Les plaques de Manac’h, c’est ce moi vitriolé. Ce moi devenu surface : c’est enfin la peau (Valéry : « ce qu’il y a de plus profond dans l’homme, c’est la peau », Idée fixe), mais une peau de zinc, de cuivre, de métal.

Comme dans Tetsuo de Shinya Tsukamoto ou Crash de Cronenberg (on retrouve chez Manac’h le choc, l’accident), les objets sont des prolongations de nous, ce sont aussi des extensions de nos corps, de la matière de nos corps – gaz indurés, méthane, carbone, poisons, fluides, et la gamme des acides pour couleurs et sons.
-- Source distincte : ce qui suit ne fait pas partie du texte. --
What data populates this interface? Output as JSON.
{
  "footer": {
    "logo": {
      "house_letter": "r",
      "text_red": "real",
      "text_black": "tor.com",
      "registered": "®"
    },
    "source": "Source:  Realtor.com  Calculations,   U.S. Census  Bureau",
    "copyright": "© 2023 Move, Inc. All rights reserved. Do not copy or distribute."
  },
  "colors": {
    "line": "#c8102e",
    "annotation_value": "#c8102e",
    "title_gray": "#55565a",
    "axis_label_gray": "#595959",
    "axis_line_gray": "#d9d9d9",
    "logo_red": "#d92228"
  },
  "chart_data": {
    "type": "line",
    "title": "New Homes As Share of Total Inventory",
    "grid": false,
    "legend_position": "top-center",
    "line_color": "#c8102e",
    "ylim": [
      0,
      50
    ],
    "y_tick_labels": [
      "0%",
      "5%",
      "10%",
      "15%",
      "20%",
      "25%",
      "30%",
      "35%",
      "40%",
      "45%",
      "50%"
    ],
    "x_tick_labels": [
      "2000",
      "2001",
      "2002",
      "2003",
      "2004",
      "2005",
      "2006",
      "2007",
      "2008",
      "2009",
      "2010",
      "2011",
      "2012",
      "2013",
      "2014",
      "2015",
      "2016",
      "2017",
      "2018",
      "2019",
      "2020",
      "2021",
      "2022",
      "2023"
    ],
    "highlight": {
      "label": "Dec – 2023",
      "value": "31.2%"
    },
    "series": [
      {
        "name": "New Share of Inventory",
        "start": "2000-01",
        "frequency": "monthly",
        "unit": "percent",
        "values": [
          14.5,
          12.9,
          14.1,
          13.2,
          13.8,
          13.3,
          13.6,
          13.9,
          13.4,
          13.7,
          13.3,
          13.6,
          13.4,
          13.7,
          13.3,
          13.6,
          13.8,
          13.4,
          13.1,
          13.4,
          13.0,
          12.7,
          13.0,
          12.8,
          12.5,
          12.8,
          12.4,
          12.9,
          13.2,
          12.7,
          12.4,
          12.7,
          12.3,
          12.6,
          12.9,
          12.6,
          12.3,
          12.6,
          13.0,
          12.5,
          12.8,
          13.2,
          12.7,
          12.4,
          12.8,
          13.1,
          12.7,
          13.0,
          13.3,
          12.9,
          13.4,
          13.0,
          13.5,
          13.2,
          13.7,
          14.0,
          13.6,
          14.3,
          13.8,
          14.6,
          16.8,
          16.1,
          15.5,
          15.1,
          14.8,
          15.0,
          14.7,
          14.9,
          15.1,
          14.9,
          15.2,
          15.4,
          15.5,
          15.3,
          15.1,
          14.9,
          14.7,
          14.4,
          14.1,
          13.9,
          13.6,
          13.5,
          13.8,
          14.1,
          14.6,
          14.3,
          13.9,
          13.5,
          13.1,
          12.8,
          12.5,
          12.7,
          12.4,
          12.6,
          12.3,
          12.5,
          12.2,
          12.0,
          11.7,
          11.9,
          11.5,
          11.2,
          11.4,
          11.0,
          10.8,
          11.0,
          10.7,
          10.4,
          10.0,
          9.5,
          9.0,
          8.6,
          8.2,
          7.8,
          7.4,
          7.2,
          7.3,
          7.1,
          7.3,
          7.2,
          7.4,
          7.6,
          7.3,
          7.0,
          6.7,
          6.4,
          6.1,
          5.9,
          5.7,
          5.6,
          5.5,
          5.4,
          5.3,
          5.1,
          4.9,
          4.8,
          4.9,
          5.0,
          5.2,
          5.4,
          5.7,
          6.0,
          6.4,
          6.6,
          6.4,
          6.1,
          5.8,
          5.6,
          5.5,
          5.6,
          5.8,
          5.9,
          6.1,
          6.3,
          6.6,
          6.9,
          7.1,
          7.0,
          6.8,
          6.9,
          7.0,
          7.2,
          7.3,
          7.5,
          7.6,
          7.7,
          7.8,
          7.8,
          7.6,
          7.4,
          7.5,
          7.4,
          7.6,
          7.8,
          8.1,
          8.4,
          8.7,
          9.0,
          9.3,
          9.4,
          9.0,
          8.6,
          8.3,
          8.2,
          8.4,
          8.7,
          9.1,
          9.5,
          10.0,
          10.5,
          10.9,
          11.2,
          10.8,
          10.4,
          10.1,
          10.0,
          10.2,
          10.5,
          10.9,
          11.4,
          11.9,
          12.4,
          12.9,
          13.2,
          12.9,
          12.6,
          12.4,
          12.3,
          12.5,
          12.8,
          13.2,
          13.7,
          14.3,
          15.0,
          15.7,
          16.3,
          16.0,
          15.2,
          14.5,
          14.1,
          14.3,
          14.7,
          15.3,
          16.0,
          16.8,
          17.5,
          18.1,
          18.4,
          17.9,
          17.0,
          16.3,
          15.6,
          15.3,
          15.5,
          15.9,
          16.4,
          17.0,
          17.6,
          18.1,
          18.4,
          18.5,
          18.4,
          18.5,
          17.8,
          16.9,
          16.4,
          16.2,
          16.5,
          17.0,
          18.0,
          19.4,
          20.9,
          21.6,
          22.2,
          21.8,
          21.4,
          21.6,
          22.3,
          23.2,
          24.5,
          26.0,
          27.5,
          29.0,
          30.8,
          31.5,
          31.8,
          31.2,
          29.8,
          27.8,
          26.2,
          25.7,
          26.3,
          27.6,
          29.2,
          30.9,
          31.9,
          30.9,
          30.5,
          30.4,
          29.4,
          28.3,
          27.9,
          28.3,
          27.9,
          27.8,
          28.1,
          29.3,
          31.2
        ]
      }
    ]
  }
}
La fermentation crée une tension, une intensité vers ces choses, et cette tension, cette intensité, on peut les appeler désir.

Le désir, desiderare, c’est étymologiquement le désastre, c’est se détourner des finalités, du but, de l’utile. Le désir, c’est l’altérité, c’est l’autre ; et l’altération, c’est le processus de changement en autre chose. Comme le dit Bataille, l’altération est à la base de toute création (1) : la matière est là – qu’elle soit même juste de la pensée – et c’est cette matière que l’on transforme pour créer.

Les plaques de Manac’h, c’est notre désir contre le social, l’organisé, l’humain, c’est notre désir du tout autre, c’est-à-dire de l’inhumain, ce qui est à l’intérieur de lui, antérieur à lui, antérieur même à l’animal que nous sommes encore : la matière.

Ces plaques sont des zones d’expérimentation des matières par elles-mêmes. La pensée n’y raisonne pas, elle s’y dilue, coule par trainées, s’agrège en pigments (les sérigraphies sont éclatantes de couleurs), se stratifie à la manière des plaques tectoniques ou des couches terrestres (certaines sont intitulées « paysages »). Zones de saturation par tâches, torsions, coulées, projections, c’est le jeu des variations, l’infini des possibilités qui rendent ces plaques si entêtantes, obsessionnelles.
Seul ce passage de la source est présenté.